Vinegar all-purpose cleaner
Use this solution as you would any other store-bought antibacterial cleaner. It’s safe and saves you cash too.
• 1 cup white vinegar
• 1 cup water
• Five drops of liquid soap
Add mixture to a spray bottle and use for cleaning kitchen and bathroom surfaces such as appliances, mirrors, stainless steel sinks, laminate counter tops and tiles. You can add a tablespoon of coarse salt directly on your sponge to act as an abrasive when using this formula on kitchen and bathroom sink fixtures. Vinegar can be irritating to the skin, so please use gloves.
• Vinegar is great for cleaning copper. Liberally sprinkle salt on the copper surface and make a paste with white vinegar. This method works like magic with lemon juice as well!
• Soaking your shower head with vinegar and water is a great way to remove mineral deposits. Spray the shower head and then cover with a small plastic bag. Let it sit for a few hours or overnight.
• Add a small amount of vinegar to your sink dishwater when washing greasy pots and pans, and it will help cut the grease.
• Clean out mineral deposits in your coffee pot by pouring in 1 cup of white vinegar and 1 cup of water. Follow up with a full carafe of plain water.
• Pour a cup of vinegar into the bottom of your dishwasher when you are ready to run it through a full cycle. The vinegar will deodorize, sanitize and make the dishes and glasses sparkle.
• Spray vinegar full strength on tile and grout. Let sit for a few minutes, then use a scrub brush to brighten grout. Vinegar will help reduce mildew in the bathroom.
Baking soda all-purpose cleaner
1/4 cup baking soda
1 quart water
Dissolve baking soda in water, and pour into a spray bottle. This mixture can be used as a general cleaner for all surfaces. Keep some dry baking soda handy in a jar with a shaker cap for jobs that need a bit more abrasive action.
You can use this mixture to clean virtually anywhere in your home, including all kitchen and bathroom counter surfaces, inside the refrigerator, microwave, and dishwasher.

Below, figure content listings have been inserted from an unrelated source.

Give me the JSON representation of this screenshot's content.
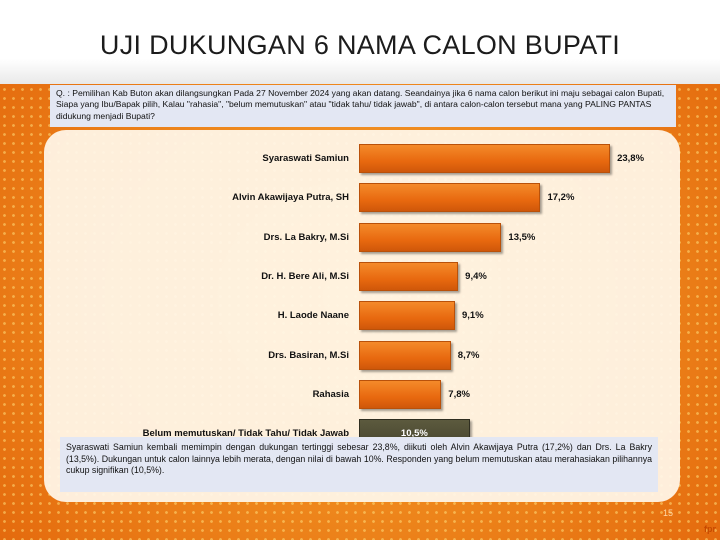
{
  "slide": {
    "title": "UJI DUKUNGAN 6 NAMA CALON BUPATI",
    "question": "Q. : Pemilihan Kab Buton akan dilangsungkan Pada 27 November 2024 yang akan datang. Seandainya jika 6 nama calon berikut ini maju sebagai calon Bupati, Siapa yang Ibu/Bapak pilih, Kalau \"rahasia\", \"belum memutuskan\" atau \"tidak tahu/ tidak jawab\", di antara calon-calon tersebut mana yang PALING PANTAS didukung menjadi Bupati?",
    "summary": "Syaraswati Samiun kembali memimpin dengan dukungan tertinggi sebesar 23,8%, diikuti oleh Alvin Akawijaya Putra (17,2%) dan Drs. La Bakry (13,5%). Dukungan untuk calon lainnya lebih merata, dengan nilai di bawah 10%. Responden yang belum memutuskan atau merahasiakan pilihannya cukup signifikan (10,5%).",
    "page_number": "15",
    "logo_text": "fpr"
  },
  "chart_data": {
    "type": "bar",
    "orientation": "horizontal",
    "categories": [
      "Syaraswati Samiun",
      "Alvin Akawijaya Putra, SH",
      "Drs. La Bakry, M.Si",
      "Dr. H. Bere Ali, M.Si",
      "H. Laode Naane",
      "Drs. Basiran, M.Si",
      "Rahasia",
      "Belum memutuskan/ Tidak Tahu/ Tidak Jawab"
    ],
    "values": [
      23.8,
      17.2,
      13.5,
      9.4,
      9.1,
      8.7,
      7.8,
      10.5
    ],
    "value_labels": [
      "23,8%",
      "17,2%",
      "13,5%",
      "9,4%",
      "9,1%",
      "8,7%",
      "7,8%",
      "10,5%"
    ],
    "bar_colors": [
      "#ed7416",
      "#ed7416",
      "#ed7416",
      "#ed7416",
      "#ed7416",
      "#ed7416",
      "#ed7416",
      "#4f4d35"
    ],
    "grid": false,
    "legend": "none"
  }
}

Always rinse well.
Baking soda uses
• Use some of your baking soda cleaning solution in a microwave safe cup and microwave on medium for one minute to banish food odors.
• Sprinkle dry baking soda on your carpet to freshen, let sit for a few minutes, and then vacuum.
• Sprinkle dry baking soda in your tennis shoes to neutralize the odor. You can also fill the bottom of an old sock with baking soda, knot the top and place in shoes to keep them fresh.
• Baking soda is a natural drain cleaner... Eliminating drain cleaners from your home is a giant step toward a greener home, as they are among the most dangerous household chemicals available. Measure 1/2 cup baking soda and 1/2 cup vinegar. Pour the baking soda into the drain first, followed by the vinegar. It will bubble furiously. Follow with two quarts of hot water. Please do not use this method if you have recently used commercial drain cleaners.